PRESIDIO CONTRO LA PRIVATIZZAZIONE DI POSTE ITALIANE: “FERMIAMO QUESTO SCEMPIO”

PRESIDIO CONTRO LA PRIVATIZZAZIONE DI POSTE ITALIANE: “FERMIAMO QUESTO SCEMPIO”

16 Maggio 2024 0 Di Orvieto Notizie

Perugia, 16 maggio 2024 – “No alla privatizzazione di Poste italiane, fermiamo questo scempio per evitare di mettere a rischio un patrimonio pubblico e un servizio che non può essere svenduto”. Così i sindacati hanno deciso di scendere in piazza e si sono dati appuntamento sabato 18 maggio alle 10 per un presidio in piazza Italia a Perugia. 
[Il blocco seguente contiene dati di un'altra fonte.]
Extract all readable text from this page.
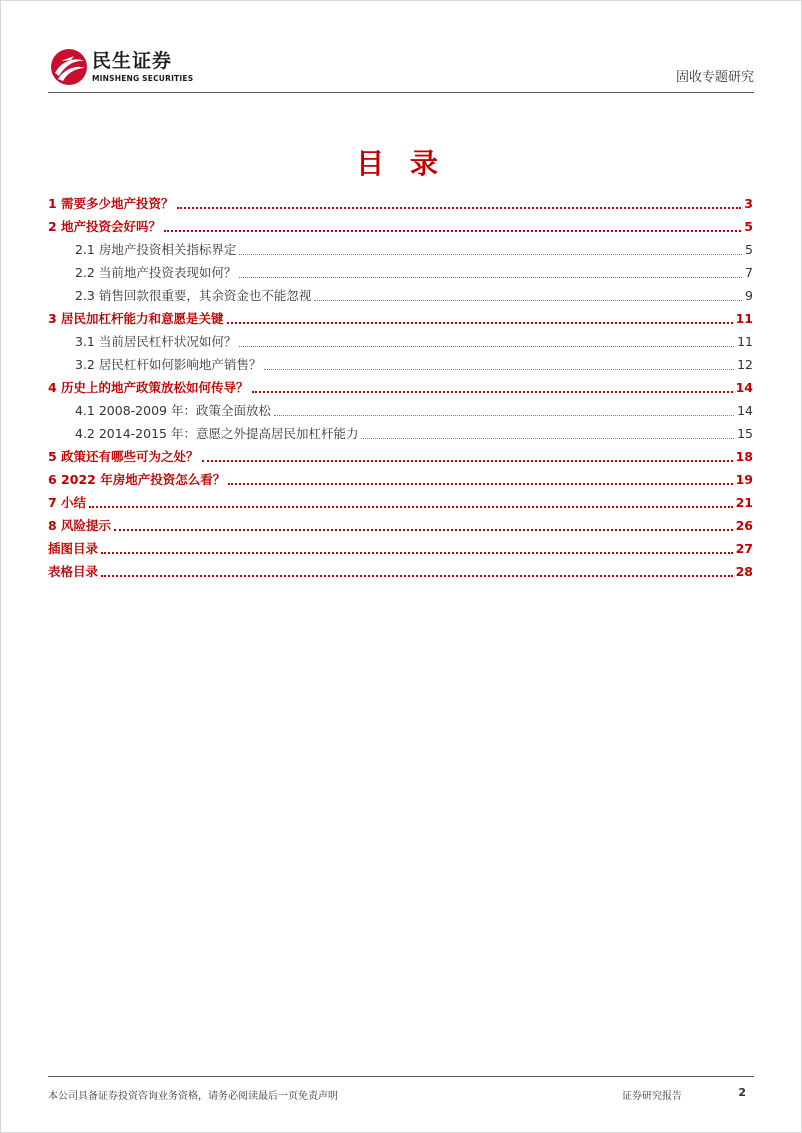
民生证券
MINSHENG SECURITIES	固收专题研究
目 录
1 需要多少地产投资？	3
2 地产投资会好吗？	5
2.1 房地产投资相关指标界定	5
2.2 当前地产投资表现如何？	7
2.3 销售回款很重要，其余资金也不能忽视	9
3 居民加杠杆能力和意愿是关键	11
3.1 当前居民杠杆状况如何？	11
3.2 居民杠杆如何影响地产销售？	12
4 历史上的地产政策放松如何传导？	14
4.1 2008-2009 年：政策全面放松	14
4.2 2014-2015 年：意愿之外提高居民加杠杆能力	15
5 政策还有哪些可为之处？	18
6 2022 年房地产投资怎么看？	19
7 小结	21
8 风险提示	26
插图目录	27
表格目录	28
本公司具备证券投资咨询业务资格，请务必阅读最后一页免责声明	证券研究报告	2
“Siamo contrari alla privatizzazione di Poste Italiane perché produce un utile per lo Stato a cui non possiamo rinunciare. Poste assicura un presidio sociale in molte frazioni e centri montani. La sua cessione porterà alla divisione fra mercato privati e PCL e tutti saremo più precari”. In Umbria gli uffici postali, esclusi i 16 centri che si occupano di recapito e logistica, sono 258 (191 in

provincia di Perugia e 67 in provincia di Terni). I lavoratori di Poste Italiane in Umbria ammontano a circa 1600.

L’evento è organizzato Slp Cisl, Slc Cgil, Uilposte, Confsal comunicazioni, Failp Cisal, Fnc Ugl comunicazioni.